Peu après, je montai le soda-water et l’eau-de-vie au fumoir, et je vis que la soirée passée près de miss Rachel avait complètement chassé la pensée du diamant de la tête de M. Franklin.

« C’est la plus ravissante fille que j’aie rencontrée depuis mon retour en Angleterre ! » voilà tout ce que j’en pus tirer quand j’essayai de ramener l’entretien sur des sujets plus sérieux.

Vers minuit, je fis ma ronde de surveillance autour de la maison, accompagné, comme de coutume, par mon second, le valet de pied Samuel. Lorsque toutes les portes furent fermées, sauf celle de côté qui donnait sur la terrasse, j’envoyai Samuel se coucher, et je pris l’air sur le pas de la porte avant de me mettre moi-même au lit.

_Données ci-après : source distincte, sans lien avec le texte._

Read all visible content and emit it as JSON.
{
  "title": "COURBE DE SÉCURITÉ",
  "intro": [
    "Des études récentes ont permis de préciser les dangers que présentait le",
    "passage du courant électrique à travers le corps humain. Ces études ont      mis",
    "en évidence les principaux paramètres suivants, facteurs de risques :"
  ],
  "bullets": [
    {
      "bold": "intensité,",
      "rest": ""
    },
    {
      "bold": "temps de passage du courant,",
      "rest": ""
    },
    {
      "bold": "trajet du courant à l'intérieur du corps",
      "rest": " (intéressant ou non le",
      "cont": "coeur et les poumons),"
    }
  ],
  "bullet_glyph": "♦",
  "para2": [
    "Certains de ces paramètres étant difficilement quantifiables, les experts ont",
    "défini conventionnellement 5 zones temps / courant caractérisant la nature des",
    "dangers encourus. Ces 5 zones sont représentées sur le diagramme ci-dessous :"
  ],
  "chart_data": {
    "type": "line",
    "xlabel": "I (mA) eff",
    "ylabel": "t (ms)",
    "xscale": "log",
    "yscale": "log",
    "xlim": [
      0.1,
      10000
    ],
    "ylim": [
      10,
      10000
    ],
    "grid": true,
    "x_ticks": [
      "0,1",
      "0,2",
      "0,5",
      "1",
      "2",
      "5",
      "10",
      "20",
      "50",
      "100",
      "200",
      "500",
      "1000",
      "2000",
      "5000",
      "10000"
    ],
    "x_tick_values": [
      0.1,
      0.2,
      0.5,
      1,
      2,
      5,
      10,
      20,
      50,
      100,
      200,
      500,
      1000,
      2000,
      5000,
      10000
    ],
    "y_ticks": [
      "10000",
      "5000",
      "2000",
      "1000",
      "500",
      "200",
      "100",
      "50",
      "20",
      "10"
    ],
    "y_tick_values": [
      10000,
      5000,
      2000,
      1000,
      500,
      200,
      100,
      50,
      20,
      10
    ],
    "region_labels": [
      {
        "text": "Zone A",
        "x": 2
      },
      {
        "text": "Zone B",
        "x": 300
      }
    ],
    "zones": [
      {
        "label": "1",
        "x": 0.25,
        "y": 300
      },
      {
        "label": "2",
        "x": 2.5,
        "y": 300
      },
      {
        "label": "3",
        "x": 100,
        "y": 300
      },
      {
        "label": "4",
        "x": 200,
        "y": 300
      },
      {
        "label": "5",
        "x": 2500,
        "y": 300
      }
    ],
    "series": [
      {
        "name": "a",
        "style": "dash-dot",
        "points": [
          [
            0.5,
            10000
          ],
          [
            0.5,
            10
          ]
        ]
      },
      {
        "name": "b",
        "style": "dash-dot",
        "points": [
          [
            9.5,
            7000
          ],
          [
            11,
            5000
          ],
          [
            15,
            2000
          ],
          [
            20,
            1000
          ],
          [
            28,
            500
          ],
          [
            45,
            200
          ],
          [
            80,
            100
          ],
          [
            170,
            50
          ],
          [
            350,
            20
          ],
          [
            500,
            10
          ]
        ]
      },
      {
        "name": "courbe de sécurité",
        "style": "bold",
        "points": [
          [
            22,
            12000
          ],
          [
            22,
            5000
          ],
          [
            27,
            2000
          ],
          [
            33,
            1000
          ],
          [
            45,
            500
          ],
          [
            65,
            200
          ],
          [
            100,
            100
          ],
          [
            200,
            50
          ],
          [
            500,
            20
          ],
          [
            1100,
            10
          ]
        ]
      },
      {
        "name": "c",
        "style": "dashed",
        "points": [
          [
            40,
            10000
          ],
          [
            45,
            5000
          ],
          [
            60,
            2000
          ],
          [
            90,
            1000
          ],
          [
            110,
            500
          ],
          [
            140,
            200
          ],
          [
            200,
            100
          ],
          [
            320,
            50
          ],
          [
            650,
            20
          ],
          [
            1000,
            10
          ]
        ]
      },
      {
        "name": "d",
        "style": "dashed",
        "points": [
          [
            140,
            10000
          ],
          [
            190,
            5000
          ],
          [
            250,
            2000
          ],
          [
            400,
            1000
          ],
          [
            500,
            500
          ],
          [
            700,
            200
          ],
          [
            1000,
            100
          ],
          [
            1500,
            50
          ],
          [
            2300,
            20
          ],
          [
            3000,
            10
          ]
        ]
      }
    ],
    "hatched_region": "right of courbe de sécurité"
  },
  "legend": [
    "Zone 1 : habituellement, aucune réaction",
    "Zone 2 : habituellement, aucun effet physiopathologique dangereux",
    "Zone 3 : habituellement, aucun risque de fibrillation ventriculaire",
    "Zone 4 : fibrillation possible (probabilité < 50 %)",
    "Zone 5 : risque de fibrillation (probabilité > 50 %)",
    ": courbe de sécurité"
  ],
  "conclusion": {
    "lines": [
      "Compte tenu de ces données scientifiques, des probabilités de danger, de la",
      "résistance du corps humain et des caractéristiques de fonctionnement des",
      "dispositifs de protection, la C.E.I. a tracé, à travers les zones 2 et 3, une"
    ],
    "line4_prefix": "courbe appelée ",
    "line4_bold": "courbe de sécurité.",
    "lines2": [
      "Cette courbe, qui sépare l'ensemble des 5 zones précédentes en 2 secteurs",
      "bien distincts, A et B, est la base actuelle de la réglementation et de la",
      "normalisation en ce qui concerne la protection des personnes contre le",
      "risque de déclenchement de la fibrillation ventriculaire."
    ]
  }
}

La nuit était chaude et calme, et la lune donnait dans son plein ; il y avait un tel silence au dehors que j’entendais parfois vaguement le murmure de la mer lorsqu’elle venait mouiller le banc de sable de la petite baie. D’après l’emplacement de la maison, le côté de la terrasse se trouvait dans l’ombre, mais la lune éclairait entièrement l’allée sablée parallèle à la terrasse. Tandis que je regardais de ce côté, après avoir levé les yeux vers le ciel, je vis distinctement l’ombre d’une personne, projetée par la lune et partant du coin de la maison.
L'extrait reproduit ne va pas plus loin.